Pour la petite histoire, qui est mignonne et qui me rappelle des tas de souvenirs. J'avais beaucoup de plaisir à regarder le film. Il y a une scène où ils sont en train de manger. L'un regarde l'une des pensionnaires avec insistance, l'autre mange tranquillement. Ils sont à table, quelques paroles venant rompre un silence très fin, très bienveillant, il love ses proies avec plénitude. Et là, à cet instant précis, lors de cet élan qui m'a semblé significatif, je me rappelle mes cours de cinéma pendant le lycée. Je me rappelle ce cinéaste que j'avais, à l'époque, laissé de côté. Je me rappelle Ozu. Un plan notamment, un seul, qui m'avait marqué : ils mangent, sur une table très près du sol, et tous semblent heureux. Tous partagent une complicité. A partir de cet instant, ça m'a fait tilt et tout m'est revenu.
Il y a beaucoup de ce grand cinéaste dans le film dont le scénario ne peut être résumé tant il regorge de moments indéfinissables. Je vous laisserai seuls juges. Il ne s'y passe rien et tout à la fois.

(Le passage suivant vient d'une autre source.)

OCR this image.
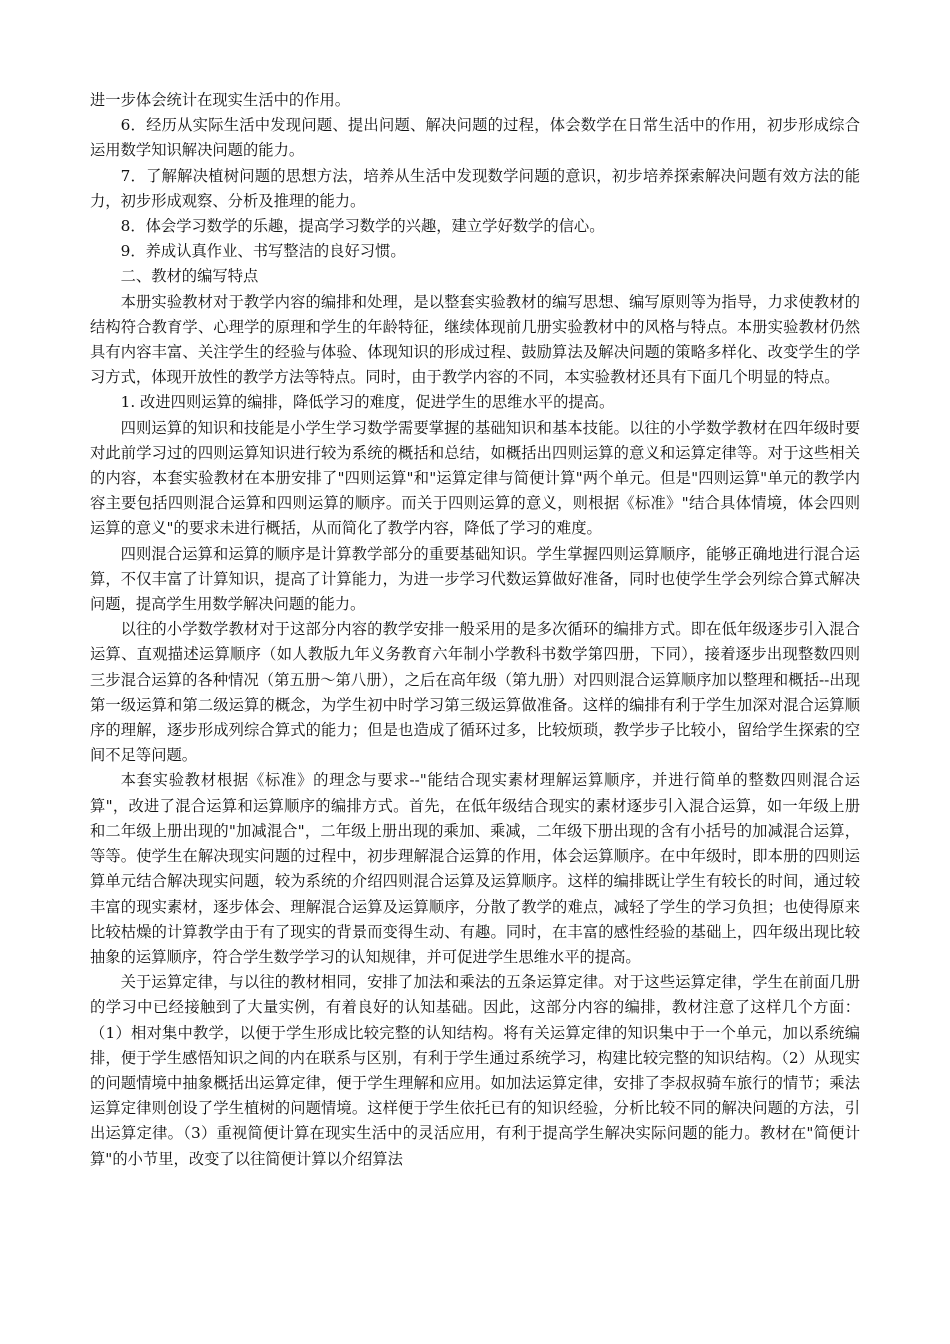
进一步体会统计在现实生活中的作用。

6．经历从实际生活中发现问题、提出问题、解决问题的过程，体会数学在日常生活中的作用，初步形成综合运用数学知识解决问题的能力。

7．了解解决植树问题的思想方法，培养从生活中发现数学问题的意识，初步培养探索解决问题有效方法的能力，初步形成观察、分析及推理的能力。

8．体会学习数学的乐趣，提高学习数学的兴趣，建立学好数学的信心。

9．养成认真作业、书写整洁的良好习惯。

二、教材的编写特点

本册实验教材对于教学内容的编排和处理，是以整套实验教材的编写思想、编写原则等为指导，力求使教材的结构符合教育学、心理学的原理和学生的年龄特征，继续体现前几册实验教材中的风格与特点。本册实验教材仍然具有内容丰富、关注学生的经验与体验、体现知识的形成过程、鼓励算法及解决问题的策略多样化、改变学生的学习方式，体现开放性的教学方法等特点。同时，由于教学内容的不同，本实验教材还具有下面几个明显的特点。

1. 改进四则运算的编排，降低学习的难度，促进学生的思维水平的提高。

四则运算的知识和技能是小学生学习数学需要掌握的基础知识和基本技能。以往的小学数学教材在四年级时要对此前学习过的四则运算知识进行较为系统的概括和总结，如概括出四则运算的意义和运算定律等。对于这些相关的内容，本套实验教材在本册安排了"四则运算"和"运算定律与简便计算"两个单元。但是"四则运算"单元的教学内容主要包括四则混合运算和四则运算的顺序。而关于四则运算的意义，则根据《标准》"结合具体情境，体会四则运算的意义"的要求未进行概括，从而简化了教学内容，降低了学习的难度。

四则混合运算和运算的顺序是计算教学部分的重要基础知识。学生掌握四则运算顺序，能够正确地进行混合运算，不仅丰富了计算知识，提高了计算能力，为进一步学习代数运算做好准备，同时也使学生学会列综合算式解决问题，提高学生用数学解决问题的能力。

以往的小学数学教材对于这部分内容的教学安排一般采用的是多次循环的编排方式。即在低年级逐步引入混合运算、直观描述运算顺序（如人教版九年义务教育六年制小学教科书数学第四册，下同），接着逐步出现整数四则三步混合运算的各种情况（第五册～第八册），之后在高年级（第九册）对四则混合运算顺序加以整理和概括--出现第一级运算和第二级运算的概念，为学生初中时学习第三级运算做准备。这样的编排有利于学生加深对混合运算顺序的理解，逐步形成列综合算式的能力；但是也造成了循环过多，比较烦琐，教学步子比较小，留给学生探索的空间不足等问题。

本套实验教材根据《标准》的理念与要求--"能结合现实素材理解运算顺序，并进行简单的整数四则混合运算"，改进了混合运算和运算顺序的编排方式。首先，在低年级结合现实的素材逐步引入混合运算，如一年级上册和二年级上册出现的"加减混合"，二年级上册出现的乘加、乘减，二年级下册出现的含有小括号的加减混合运算，等等。使学生在解决现实问题的过程中，初步理解混合运算的作用，体会运算顺序。在中年级时，即本册的四则运算单元结合解决现实问题，较为系统的介绍四则混合运算及运算顺序。这样的编排既让学生有较长的时间，通过较丰富的现实素材，逐步体会、理解混合运算及运算顺序，分散了教学的难点，减轻了学生的学习负担；也使得原来比较枯燥的计算教学由于有了现实的背景而变得生动、有趣。同时，在丰富的感性经验的基础上，四年级出现比较抽象的运算顺序，符合学生数学学习的认知规律，并可促进学生思维水平的提高。

关于运算定律，与以往的教材相同，安排了加法和乘法的五条运算定律。对于这些运算定律，学生在前面几册的学习中已经接触到了大量实例，有着良好的认知基础。因此，这部分内容的编排，教材注意了这样几个方面：（1）相对集中教学，以便于学生形成比较完整的认知结构。将有关运算定律的知识集中于一个单元，加以系统编排，便于学生感悟知识之间的内在联系与区别，有利于学生通过系统学习，构建比较完整的知识结构。（2）从现实的问题情境中抽象概括出运算定律，便于学生理解和应用。如加法运算定律，安排了李叔叔骑车旅行的情节；乘法运算定律则创设了学生植树的问题情境。这样便于学生依托已有的知识经验，分析比较不同的解决问题的方法，引出运算定律。（3）重视简便计算在现实生活中的灵活应用，有利于提高学生解决实际问题的能力。教材在"简便计算"的小节里，改变了以往简便计算以介绍算法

Hou Hsiao-Hsien arrive avec poésie et candeur à nous hypnotiser dans un Japon en quête de quiétude à l'arrêt, tous comme ses habitants, comme des brises calmes sur l'océan. Souvent de dos, les personnages sont proches et distants à la fois, esseulés ou livrés à eux-mêmes. Les nombreux plans-séquences ajoutent au réalisme une idée de profondeur et d'authenticité ; ils vivent, devant nous, et font saisir toute la beauté de la simplicité qui s'émanent des moments de vie du quotidien. Leur silence est un joyau, chaque mot du bout des lèvres un feu de tendresse.
Comme cette Yoko, qui découvre cet homme et sa passion pour le bruit des trains. Ces trains immuables, qui s'arrêtent, avancent, stagnent, se ferment et s'ouvrent, cette métaphore illuminée des âmes vagabondes en plein cœur d'un film vrai. Et c'est la force principale de Café Lumière : il montre le vrai avec un lyrisme paisible. La lenteur des plans n'agace jamais, elle baigne les personnages dans une mélancolie touchante. On capte chaque regard, chaque attention, comme des privilégiés. C'est une petite merveille de découverte et je la dois à deux éclaireurs, MarineDoDouce et Bauer, qui avec leur note m'ont permis de me lancer. Ce n'est pas vraiment une critique, c'est ce qui me passe par le cœur quand j’assiste à un petit chamboulement en moi.